O Conselho Nacional de Política Energética (CNPE) aprovou, nesta terça-feira (14), uma medida para aumentar o percentual de etanol anidro na gasolina, de 30% para 32%.
A medida tem o objetivo de reduzir a necessidade de importação do combustível diante da alta do preço do petróleo. “A atualização do teor da mistura vai fazer com que o país deixe de importar 900 milhões de litros de gasolina por ano. Nesse contexto, a utilização de uma maior parcela de etanol produzido no país busca reduzir a dependência de combustíveis e possibilitar maior participação dos biocombustíveis na matriz energética brasileira”, afirmou, em nota, o ministro Alexandre Silveira de Oliveira.
A deliberação foi apreciada pelos 17 ministros que integram o conselho. Vale ressaltar que a medida foi adotada com base nos estudos elaborados a partir da Lei do Combustível do Futuro (Lei nº 14.993/2024).
A proposta passa a valer a a partir de 1 de agosto de 2026, e o ministro afirmou que não descarta adotar a medida de forma permanente. O CNPE ressaltou que o aumento na mistura não causará impactos aos veículos e que foram realizados testes para embasar a resolução.
Resolução é válida por 180 dias
Segundo o Ministério de Minas e Energia (MME), a resolução terá validade de 180 dias, podendo ser prorrogada por igual período. De acordo com a nota divulgada, foram considerados os preços dos combustíveis e o prolongamento do conflito entre Irã e Estados Unidos.
Com a alta do preço do etanol, o combustível perdeu competitividade, pressionando o custo da gasolina. Com essa medida, o CNPE pretende reduzir esse impacto para o consumidor.
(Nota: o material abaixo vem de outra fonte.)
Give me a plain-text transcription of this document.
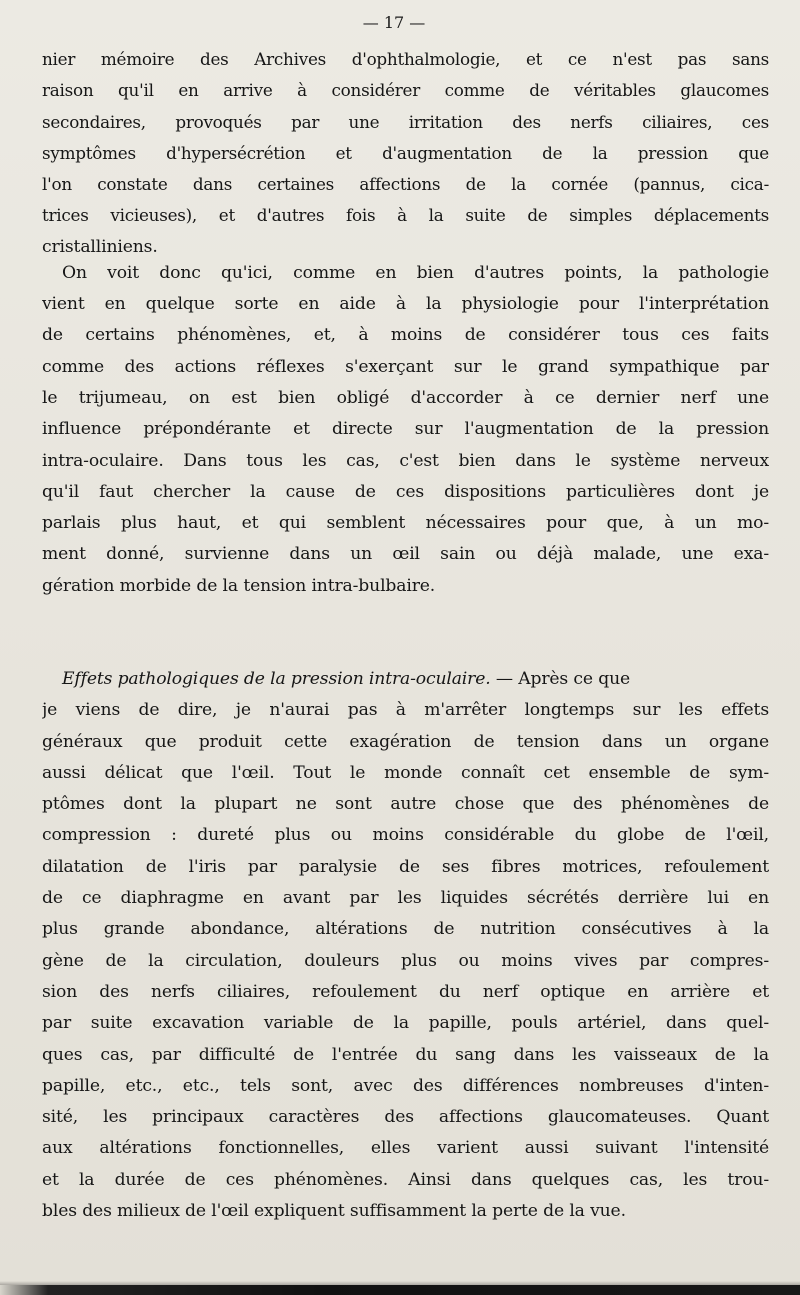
— 17 —
nier mémoire des Archives d'ophthalmologie, et ce n'est pas sans
raison qu'il en arrive à considérer comme de véritables glaucomes
secondaires, provoqués par une irritation des nerfs ciliaires, ces
symptômes d'hypersécrétion et d'augmentation de la pression que
l'on constate dans certaines affections de la cornée (pannus, cica-
trices vicieuses), et d'autres fois à la suite de simples déplacements
cristalliniens.
On voit donc qu'ici, comme en bien d'autres points, la pathologie
vient en quelque sorte en aide à la physiologie pour l'interprétation
de certains phénomènes, et, à moins de considérer tous ces faits
comme des actions réflexes s'exerçant sur le grand sympathique par
le trijumeau, on est bien obligé d'accorder à ce dernier nerf une
influence prépondérante et directe sur l'augmentation de la pression
intra-oculaire. Dans tous les cas, c'est bien dans le système nerveux
qu'il faut chercher la cause de ces dispositions particulières dont je
parlais plus haut, et qui semblent nécessaires pour que, à un mo-
ment donné, survienne dans un œil sain ou déjà malade, une exa-
gération morbide de la tension intra-bulbaire.
Effets pathologiques de la pression intra-oculaire. — Après ce que
je viens de dire, je n'aurai pas à m'arrêter longtemps sur les effets
généraux que produit cette exagération de tension dans un organe
aussi délicat que l'œil. Tout le monde connaît cet ensemble de sym-
ptômes dont la plupart ne sont autre chose que des phénomènes de
compression : dureté plus ou moins considérable du globe de l'œil,
dilatation de l'iris par paralysie de ses fibres motrices, refoulement
de ce diaphragme en avant par les liquides sécrétés derrière lui en
plus grande abondance, altérations de nutrition consécutives à la
gène de la circulation, douleurs plus ou moins vives par compres-
sion des nerfs ciliaires, refoulement du nerf optique en arrière et
par suite excavation variable de la papille, pouls artériel, dans quel-
ques cas, par difficulté de l'entrée du sang dans les vaisseaux de la
papille, etc., etc., tels sont, avec des différences nombreuses d'inten-
sité, les principaux caractères des affections glaucomateuses. Quant
aux altérations fonctionnelles, elles varient aussi suivant l'intensité
et la durée de ces phénomènes. Ainsi dans quelques cas, les trou-
bles des milieux de l'œil expliquent suffisamment la perte de la vue.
O conflito envolvendo o Irã também impulsionou a alta do petróleo e aumentou as preocupações com o abastecimento mundial de combustíveis. O barril do Brent, referência internacional de preços, atingiu seu maior patamar em junho em razão da instabilidade no Oriente Médio.
Cana-de-açúcar produz etanol
A cana-de-açúcar é um dos principais produtos do agronegócio brasileiro e um dos insumos utilizados na produção de etanol. Desde 2022, o Brasil passou a ser considerado o maior produtor mundial de cana-de-açúcar, respondendo por 23,5% da produção global. O insumo é o principal insumo para a fabricação de etanol, e o país também lidera as exportações.
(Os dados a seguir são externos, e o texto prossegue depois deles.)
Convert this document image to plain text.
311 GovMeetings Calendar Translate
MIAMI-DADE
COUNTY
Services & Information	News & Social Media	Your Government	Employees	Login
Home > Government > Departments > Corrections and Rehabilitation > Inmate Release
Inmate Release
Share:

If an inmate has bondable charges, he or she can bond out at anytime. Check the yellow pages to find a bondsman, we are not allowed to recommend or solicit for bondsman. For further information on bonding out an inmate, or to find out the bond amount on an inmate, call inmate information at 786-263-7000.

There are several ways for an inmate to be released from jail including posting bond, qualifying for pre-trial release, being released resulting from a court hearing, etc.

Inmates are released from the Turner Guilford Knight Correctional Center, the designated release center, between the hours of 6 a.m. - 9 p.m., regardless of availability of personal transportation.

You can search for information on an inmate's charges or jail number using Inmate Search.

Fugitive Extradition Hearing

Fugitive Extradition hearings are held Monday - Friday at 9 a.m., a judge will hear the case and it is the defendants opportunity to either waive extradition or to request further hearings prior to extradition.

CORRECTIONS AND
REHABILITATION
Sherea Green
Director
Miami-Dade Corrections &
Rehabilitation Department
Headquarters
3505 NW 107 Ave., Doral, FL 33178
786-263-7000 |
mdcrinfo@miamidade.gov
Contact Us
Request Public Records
A produção concentra-se nas regiões Centro-Sul, responsáveis por 91,5% da produção nacional. São Paulo (SP) segue como o maior produtor de etanol do país, seguido por Mato Grosso (MT), que produziu 5,72 bilhões de litros. O estado paulista também lidera as exportações.
Vale ressaltar que Goiás ampliou sua competitividade entre os estados, sendo responsável pela produção de quase 10,7 milhões de toneladas de açúcar. O estado também respondeu por 85,3% da produção de etanol, alcançando recordes na safra 2025/2026.
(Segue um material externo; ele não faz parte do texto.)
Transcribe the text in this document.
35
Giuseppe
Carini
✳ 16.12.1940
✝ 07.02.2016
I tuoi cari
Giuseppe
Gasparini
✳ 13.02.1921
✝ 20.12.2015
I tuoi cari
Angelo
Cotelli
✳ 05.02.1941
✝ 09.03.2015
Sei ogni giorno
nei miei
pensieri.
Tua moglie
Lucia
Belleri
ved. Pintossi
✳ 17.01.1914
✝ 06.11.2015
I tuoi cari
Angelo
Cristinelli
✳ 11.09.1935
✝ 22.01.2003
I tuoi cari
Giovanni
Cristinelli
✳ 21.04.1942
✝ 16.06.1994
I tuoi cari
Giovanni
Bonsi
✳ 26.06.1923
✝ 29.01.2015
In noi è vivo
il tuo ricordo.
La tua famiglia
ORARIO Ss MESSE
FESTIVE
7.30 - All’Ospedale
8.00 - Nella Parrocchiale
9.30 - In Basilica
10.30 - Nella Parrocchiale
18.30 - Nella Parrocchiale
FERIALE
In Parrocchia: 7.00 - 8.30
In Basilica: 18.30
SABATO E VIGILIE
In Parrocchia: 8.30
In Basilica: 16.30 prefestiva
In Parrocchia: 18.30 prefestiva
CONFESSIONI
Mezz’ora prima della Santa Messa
MP dos subsídios à gasolina e reação da Câmara dos Deputados
Conforme revelou O Brasilianista, a decisão antecede a discussão sobre a retirada da MP nº 1358/2026, que concede subsídios à gasolina para controlar o preço dos combustíveis. A medida foi avaliada por parte da classe política como ineficaz e teria provocado uma distorção na competitividade entre a gasolina e o etanol.
A avaliação interna é de que, com a intervenção econômica sobre a gasolina, o combustível passou a ser mais vantajoso do que o etanol.
A Câmara dos Deputados estudava pautar um projeto de lei complementar para subsidiar o etanol. O CNPE, no entanto, acabou adotando essa intervenção.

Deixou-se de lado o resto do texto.